I have an even better idea, although getting tickets may be tough. The Marlboro Festival in Marlboro, Vermont. It's where the elite classical music geniuses meet for the summer and perform every nite. Marlboro has been compared to a "kibbutz, a hippie commune, Shangri-La, a cult (but a 'good one'), Princeton's Institute for Advanced Study, and George Orwell's Animal Farm, where 'all animals are equal, but some animals are more equal than others.'"
It was the most glorious experience of our 25th anniversary--and we went all over the East Coast to something like 15 festival concerts, including Tanglewood. But Marlboro was two days of unbelievable performances with recent conservatory grads and the leading classical lights.
One episode: We were standing outside the barn (where the concerts take place), along with 75 - 100 others and the maestro, Rudolf Serkin, slowly walked down the hill toward the barn. The conversations came almost to a complete stop in silent deference as he walked through the crowd. But the performances? Oh my God.
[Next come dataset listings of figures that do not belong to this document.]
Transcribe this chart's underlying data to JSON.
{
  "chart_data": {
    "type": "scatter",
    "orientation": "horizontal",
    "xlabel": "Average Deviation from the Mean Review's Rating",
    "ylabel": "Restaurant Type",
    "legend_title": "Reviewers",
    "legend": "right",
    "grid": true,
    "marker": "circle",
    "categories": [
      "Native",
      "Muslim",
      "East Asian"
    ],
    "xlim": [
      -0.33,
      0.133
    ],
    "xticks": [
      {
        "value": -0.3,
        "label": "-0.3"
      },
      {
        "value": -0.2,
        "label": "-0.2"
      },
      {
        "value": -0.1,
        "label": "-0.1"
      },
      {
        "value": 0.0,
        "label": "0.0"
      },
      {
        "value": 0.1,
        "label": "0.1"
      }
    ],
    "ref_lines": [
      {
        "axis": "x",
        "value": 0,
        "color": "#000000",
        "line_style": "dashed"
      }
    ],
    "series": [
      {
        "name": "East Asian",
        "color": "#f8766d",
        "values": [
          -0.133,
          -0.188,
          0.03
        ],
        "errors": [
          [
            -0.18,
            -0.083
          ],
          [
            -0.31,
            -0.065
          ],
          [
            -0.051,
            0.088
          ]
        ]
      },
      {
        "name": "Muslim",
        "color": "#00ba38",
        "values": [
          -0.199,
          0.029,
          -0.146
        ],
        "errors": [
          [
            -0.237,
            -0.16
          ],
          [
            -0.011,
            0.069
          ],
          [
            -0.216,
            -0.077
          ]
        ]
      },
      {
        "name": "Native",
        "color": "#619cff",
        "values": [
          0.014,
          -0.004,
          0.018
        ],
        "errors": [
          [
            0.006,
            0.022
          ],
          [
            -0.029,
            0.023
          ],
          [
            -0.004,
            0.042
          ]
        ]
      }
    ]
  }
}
The last day was a morning performance with strings, Serkin on the piano, orchestra and volunteer choir doing Beethoven's Choral Fantasy. The nite before they'd asked for volunteer singers, and being a trained bass-baritone my wife suggested I go. Shyly, I refused, an act I will rue until the day I die.
Well, all this because the June 29 New Yorker has an enightening, even hilarious article on our beloved Marlboro: The Music Mountain: What makes the Marlboro Festival so great?